= Acid-citrate-dextrose =

Anticoagulant solution often used in blood samples

Acid-citrate-dextrose or acid-citrate-dextrose solution (ACD; also known as anticoagulant-citrate-dextrose or anticoagulant-citrate-dextrose solution) is any solution of citric acid, sodium citrate, and dextrose in water. It is mainly used as an anticoagulant (in yellow top tubes) to preserve blood specimens required for tissue typing. It is also used during procedures such as plasmapheresis instead of heparin.

== Formulation ==
Two solutions (A and B) are defined by the United States Pharmacopeia.

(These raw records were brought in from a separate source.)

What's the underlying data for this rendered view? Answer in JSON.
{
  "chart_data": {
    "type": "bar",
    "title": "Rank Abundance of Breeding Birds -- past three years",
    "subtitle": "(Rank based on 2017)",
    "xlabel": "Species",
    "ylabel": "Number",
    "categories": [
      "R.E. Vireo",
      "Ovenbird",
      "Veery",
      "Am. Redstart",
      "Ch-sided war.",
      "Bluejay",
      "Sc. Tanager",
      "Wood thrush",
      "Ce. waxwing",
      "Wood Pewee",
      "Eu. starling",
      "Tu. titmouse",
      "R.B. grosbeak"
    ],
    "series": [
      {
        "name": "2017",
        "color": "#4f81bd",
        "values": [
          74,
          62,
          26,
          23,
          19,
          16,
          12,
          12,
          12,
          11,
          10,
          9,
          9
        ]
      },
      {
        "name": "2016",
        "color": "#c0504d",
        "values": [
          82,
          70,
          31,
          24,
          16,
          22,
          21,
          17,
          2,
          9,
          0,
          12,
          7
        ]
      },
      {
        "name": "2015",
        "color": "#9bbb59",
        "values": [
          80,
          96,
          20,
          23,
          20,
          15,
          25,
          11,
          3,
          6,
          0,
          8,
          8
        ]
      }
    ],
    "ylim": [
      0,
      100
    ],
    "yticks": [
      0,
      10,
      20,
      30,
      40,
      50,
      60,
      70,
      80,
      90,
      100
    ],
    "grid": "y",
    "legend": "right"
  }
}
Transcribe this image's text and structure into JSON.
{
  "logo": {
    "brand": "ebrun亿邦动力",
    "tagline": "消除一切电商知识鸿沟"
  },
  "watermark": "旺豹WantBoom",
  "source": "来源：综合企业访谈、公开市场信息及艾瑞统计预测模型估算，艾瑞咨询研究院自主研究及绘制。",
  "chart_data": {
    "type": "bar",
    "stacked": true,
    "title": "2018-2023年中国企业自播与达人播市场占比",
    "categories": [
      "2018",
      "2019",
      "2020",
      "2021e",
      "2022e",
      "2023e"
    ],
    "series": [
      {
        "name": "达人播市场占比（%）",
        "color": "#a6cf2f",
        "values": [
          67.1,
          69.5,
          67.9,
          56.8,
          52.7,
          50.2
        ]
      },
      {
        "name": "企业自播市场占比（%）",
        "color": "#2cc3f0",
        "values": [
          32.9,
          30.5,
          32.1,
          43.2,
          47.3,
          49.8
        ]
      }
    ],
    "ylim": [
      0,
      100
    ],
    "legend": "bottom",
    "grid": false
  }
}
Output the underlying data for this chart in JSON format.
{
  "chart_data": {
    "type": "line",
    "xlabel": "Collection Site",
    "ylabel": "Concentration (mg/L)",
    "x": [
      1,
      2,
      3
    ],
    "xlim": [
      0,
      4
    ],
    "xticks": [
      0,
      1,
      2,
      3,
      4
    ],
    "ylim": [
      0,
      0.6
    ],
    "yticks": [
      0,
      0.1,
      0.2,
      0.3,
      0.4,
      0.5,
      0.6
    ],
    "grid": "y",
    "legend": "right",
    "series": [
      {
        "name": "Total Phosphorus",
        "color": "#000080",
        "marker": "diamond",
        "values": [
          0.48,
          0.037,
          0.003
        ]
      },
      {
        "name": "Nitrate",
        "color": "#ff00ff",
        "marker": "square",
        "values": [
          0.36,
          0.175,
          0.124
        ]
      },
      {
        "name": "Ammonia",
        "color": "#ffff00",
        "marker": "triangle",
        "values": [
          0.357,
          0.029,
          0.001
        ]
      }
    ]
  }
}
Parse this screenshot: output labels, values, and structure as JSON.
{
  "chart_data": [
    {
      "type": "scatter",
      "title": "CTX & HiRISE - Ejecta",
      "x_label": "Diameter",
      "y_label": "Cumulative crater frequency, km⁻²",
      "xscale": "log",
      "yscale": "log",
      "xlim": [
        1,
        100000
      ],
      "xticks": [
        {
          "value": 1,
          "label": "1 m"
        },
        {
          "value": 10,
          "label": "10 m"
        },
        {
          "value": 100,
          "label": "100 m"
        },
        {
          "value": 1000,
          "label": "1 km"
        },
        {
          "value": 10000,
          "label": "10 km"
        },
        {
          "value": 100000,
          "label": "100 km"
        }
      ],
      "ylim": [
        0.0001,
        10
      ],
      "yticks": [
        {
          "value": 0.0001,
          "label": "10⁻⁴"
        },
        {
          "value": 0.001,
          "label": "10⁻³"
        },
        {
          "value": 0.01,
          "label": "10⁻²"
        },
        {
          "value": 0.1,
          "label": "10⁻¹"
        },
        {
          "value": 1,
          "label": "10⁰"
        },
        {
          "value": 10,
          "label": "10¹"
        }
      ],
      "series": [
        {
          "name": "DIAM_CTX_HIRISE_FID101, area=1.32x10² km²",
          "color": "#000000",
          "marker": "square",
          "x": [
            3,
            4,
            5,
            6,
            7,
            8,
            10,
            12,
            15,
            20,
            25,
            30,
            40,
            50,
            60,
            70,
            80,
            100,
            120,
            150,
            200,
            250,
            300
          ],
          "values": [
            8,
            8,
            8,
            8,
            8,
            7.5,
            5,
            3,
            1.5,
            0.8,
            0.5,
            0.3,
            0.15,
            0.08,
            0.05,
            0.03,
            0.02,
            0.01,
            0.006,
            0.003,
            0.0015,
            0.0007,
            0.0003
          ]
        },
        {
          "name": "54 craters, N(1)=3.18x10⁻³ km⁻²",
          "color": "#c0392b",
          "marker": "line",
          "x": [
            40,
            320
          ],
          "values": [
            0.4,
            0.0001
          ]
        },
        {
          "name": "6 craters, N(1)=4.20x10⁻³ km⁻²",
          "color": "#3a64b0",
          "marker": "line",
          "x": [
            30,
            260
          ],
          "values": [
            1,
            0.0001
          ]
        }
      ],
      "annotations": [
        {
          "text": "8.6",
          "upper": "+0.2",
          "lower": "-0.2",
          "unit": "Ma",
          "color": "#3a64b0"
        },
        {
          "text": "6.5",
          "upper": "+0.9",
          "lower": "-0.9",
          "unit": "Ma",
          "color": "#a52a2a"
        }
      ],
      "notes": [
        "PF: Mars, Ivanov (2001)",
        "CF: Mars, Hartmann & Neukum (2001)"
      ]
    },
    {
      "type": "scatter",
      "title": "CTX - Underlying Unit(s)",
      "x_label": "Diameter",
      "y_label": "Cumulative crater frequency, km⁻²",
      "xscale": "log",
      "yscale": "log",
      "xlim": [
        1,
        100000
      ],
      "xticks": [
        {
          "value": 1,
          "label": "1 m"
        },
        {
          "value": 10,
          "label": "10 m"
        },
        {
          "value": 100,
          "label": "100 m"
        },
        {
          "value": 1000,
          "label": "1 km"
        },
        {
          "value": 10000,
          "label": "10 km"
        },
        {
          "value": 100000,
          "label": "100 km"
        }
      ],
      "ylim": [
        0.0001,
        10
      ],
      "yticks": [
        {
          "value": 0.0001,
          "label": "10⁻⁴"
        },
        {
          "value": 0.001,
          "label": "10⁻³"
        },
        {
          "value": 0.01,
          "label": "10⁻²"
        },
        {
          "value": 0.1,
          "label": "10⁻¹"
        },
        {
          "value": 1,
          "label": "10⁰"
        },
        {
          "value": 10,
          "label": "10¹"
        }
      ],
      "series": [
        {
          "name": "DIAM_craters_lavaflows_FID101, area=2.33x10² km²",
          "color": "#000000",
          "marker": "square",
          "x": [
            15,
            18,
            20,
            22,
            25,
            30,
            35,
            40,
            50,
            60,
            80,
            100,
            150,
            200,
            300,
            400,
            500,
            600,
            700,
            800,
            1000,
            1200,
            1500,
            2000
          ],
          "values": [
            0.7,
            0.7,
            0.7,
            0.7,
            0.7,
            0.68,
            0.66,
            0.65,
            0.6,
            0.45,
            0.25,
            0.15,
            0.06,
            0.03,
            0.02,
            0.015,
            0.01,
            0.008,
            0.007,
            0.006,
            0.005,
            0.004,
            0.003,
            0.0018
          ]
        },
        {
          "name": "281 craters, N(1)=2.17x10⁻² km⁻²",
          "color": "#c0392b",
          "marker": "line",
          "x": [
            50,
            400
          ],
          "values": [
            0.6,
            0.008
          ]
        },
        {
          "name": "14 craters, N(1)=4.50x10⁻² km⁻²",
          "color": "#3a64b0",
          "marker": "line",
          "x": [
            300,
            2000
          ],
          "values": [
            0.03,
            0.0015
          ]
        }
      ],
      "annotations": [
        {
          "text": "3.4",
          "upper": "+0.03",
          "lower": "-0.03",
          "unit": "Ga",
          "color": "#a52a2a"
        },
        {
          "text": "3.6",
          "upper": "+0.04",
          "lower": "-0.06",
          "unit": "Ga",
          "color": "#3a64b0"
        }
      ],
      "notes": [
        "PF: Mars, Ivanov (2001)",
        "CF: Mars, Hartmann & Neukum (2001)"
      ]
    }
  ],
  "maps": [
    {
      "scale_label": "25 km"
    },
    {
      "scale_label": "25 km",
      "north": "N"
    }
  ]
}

They have the following properties:

Content of USP ACD solutions, per 1000 mL
| Substance | ACD-A amount (g) | ACD-B amount (g) |
|---|---|---|
| Total Citrate (as citric acid, anhydrous (C_{6}H_{8}O_{7})) | 20.59 to 22.75g | 12.37 to 13.67g |
| Dextrose (C_{6}H_{12}O_{6}*H_{2}O) | 23.28g to 25.73g | 13.96 to 15.44g |
| Sodium (Na) | 4.90g to 5.42g | 2.94 to 3.25g |

To make use:

| Substance | Amount for ACD-A | Amount for ACD-B |
|---|---|---|
| Citric acid, anhydrous (C_{6}H_{8}O_{7}) | 7.3 g | 4.4 g |
| Sodium citrate, dihydrate | 22.0 g | 13.2 g |
| Dextrose, monohydrate (C_{6}H_{12}O_{6}*H_{2}O) | 24.5 g | 14.7 g |
| Water for injection to make | 1000 mL | 1000 mL |

Dissolve the ingredients and mix. Filter until clear.

== History ==

=== Blood storage ===
ACD was invented by Loutit et al. in 1943 for preserving whole blood. They found that the mixture offers better red blood cell survival than the then state-of-the-art, MRC 1940 (trisodium citrate plus glucose). The old solution also caramelize when autoclaved, while the new one does not due to higher acidity. As a result, blood can now be stored for much longer, up to 21 days.

ACD was developed into CPD (citrate-phosphate-dextrose) in 1957, a version with phosphate added intended to reduce phosphate leakage from red blood cells. It does not improve shelf life appreciably, but patient recovery is improved. A later improvement was CPD with adenine (CPDA-1), which boosted RBC survival to five weeks when combined with plastic bags. CPD, in combination with adenine-mannitol additives such as SAGM, is the current blood bank preservative as of 2012.

Although human blood is generally stored using newer formulations, the uptake of such technology is slower in veterinary medicine. From experimentation on horse and donkey blood, it does seem that the newer human-blood storage technogies also translate to improvements in animal blood storage.

=== Apheresis ===
ACD is first described for use in apheresis in 1977. Citrate, typically in the form of ACD solutions, is now preferred over heparin because it is cheap, safe, and cleared out of the system faster. Use of ACD is universal for centrifuge-based systems, while membrane systems may use either. Heparin is still used for high-volume procedures, as infusing too much citrate with the returned blood can cause toxicity from the chelating action, mainly hypocalcemia.